When I first went to college, you may be unsurprised to learn that I was kind of panicked. I didn’t know what to major in and I didn’t have any idea of how to choose. No one in my family had been to college before except for my brother and it seemed like he always knew that he wanted to study film. Should I study film I thought? What about English? I always did well in English. But I was also incredibly anxious about the climate crisis. A little obsessed even. You’re supposed to go to college to save the world right?
Insert montage of me running a Greenpeace campaign on campus, joining the Free the Planet club, and trying to study for all my science classes and instead staying up too late reading novels and writing bad poetry and short stories and blog posts that only my ex-boyfriend would read when I got distracted by my imagination or emotionally bored. Though I loved and still love to stare at rocks, I remember distinctly being more preoccupied with all the imaginative worlds and possibilities my geology TA’s face elicited in me than categorizing another stone.

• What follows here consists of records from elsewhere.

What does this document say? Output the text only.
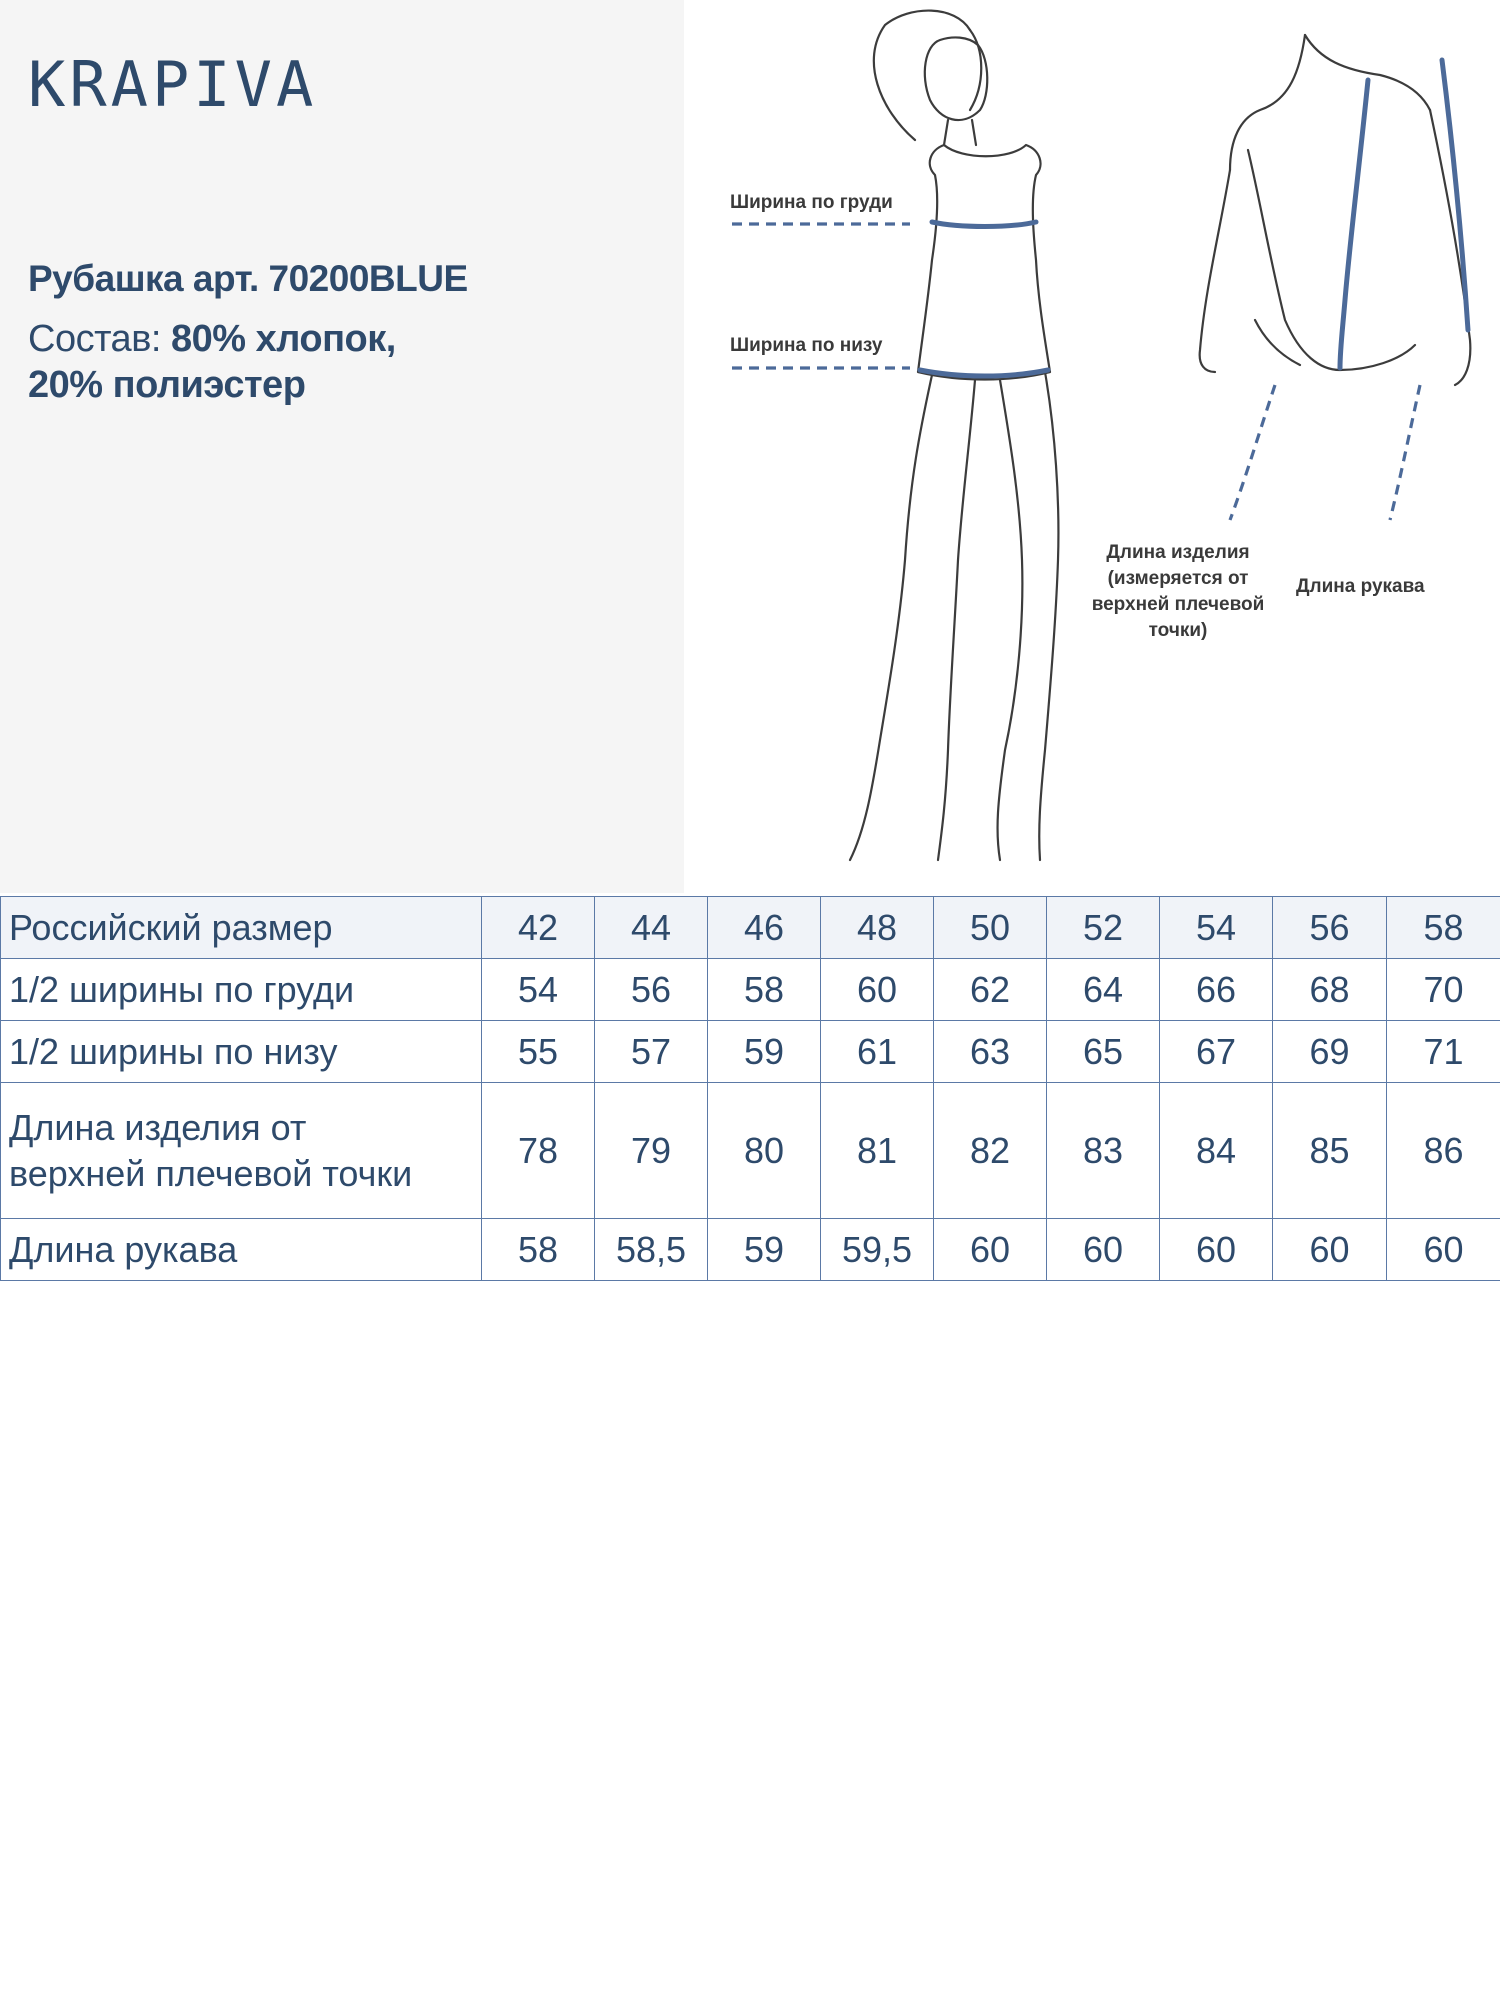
KRAPIVA

Рубашка арт. 70200BLUE

Состав: 80% хлопок,
20% полиэстер

Ширина по груди
Ширина по низу
Длина изделия
(измеряется от
верхней плечевой
точки)
Длина рукава
Российский размер	42	44	46	48	50	52	54	56	58
1/2 ширины по груди	54	56	58	60	62	64	66	68	70
1/2 ширины по низу	55	57	59	61	63	65	67	69	71
Длина изделия от
верхней плечевой точки	78	79	80	81	82	83	84	85	86
Длина рукава	58	58,5	59	59,5	60	60	60	60	60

My wake-up call came when something happened that I had many nightmares about for years: I slept through my alarm on the day of my final. I’d been up too late the night before finishing a novel loosely based on the life of the musician Jeff Buckley and it moved me to tears. When I ran to my geology final with just enough time to pass the exam, I knew I had to reexamine my life. I knew I wanted to read books and talk about them and write them too, even if that seemed like an impossible dream. Why was I resisting what was already coming so naturally to me? I see now that I’d been taught to believe work has to be hard and if it’s not boring and painful and full of inner resistance, then it must not be meaningful or important, right? This was and continues to be a deeply dysfunctional belief I still sometimes find myself circling back to!
Not long after this, I switched my major and spent my last two years of school double-majoring in both English and writing and took as many film classes as I could. My whole life at school became about language, history, images, imagination, and story, and I used those skills in the ways I could while still volunteering with the environmental club. When I panicked again, realizing I had no idea how I would get a job with an English degree during my junior year, it turned out that my passion for environmental activism and stories is what got me my first publishing internship with a textbook company that then led to me getting my first job out of college as, get this: an environmental science and biology textbook editor (lol I know).
What felt like a failure—my inability to focus and commit to getting an "important“ degree in environmental science—ultimately turned into an opportunity in ways I could have never foreseen or imagined. I just kept trying things. I kept going and hoping and trusting the process.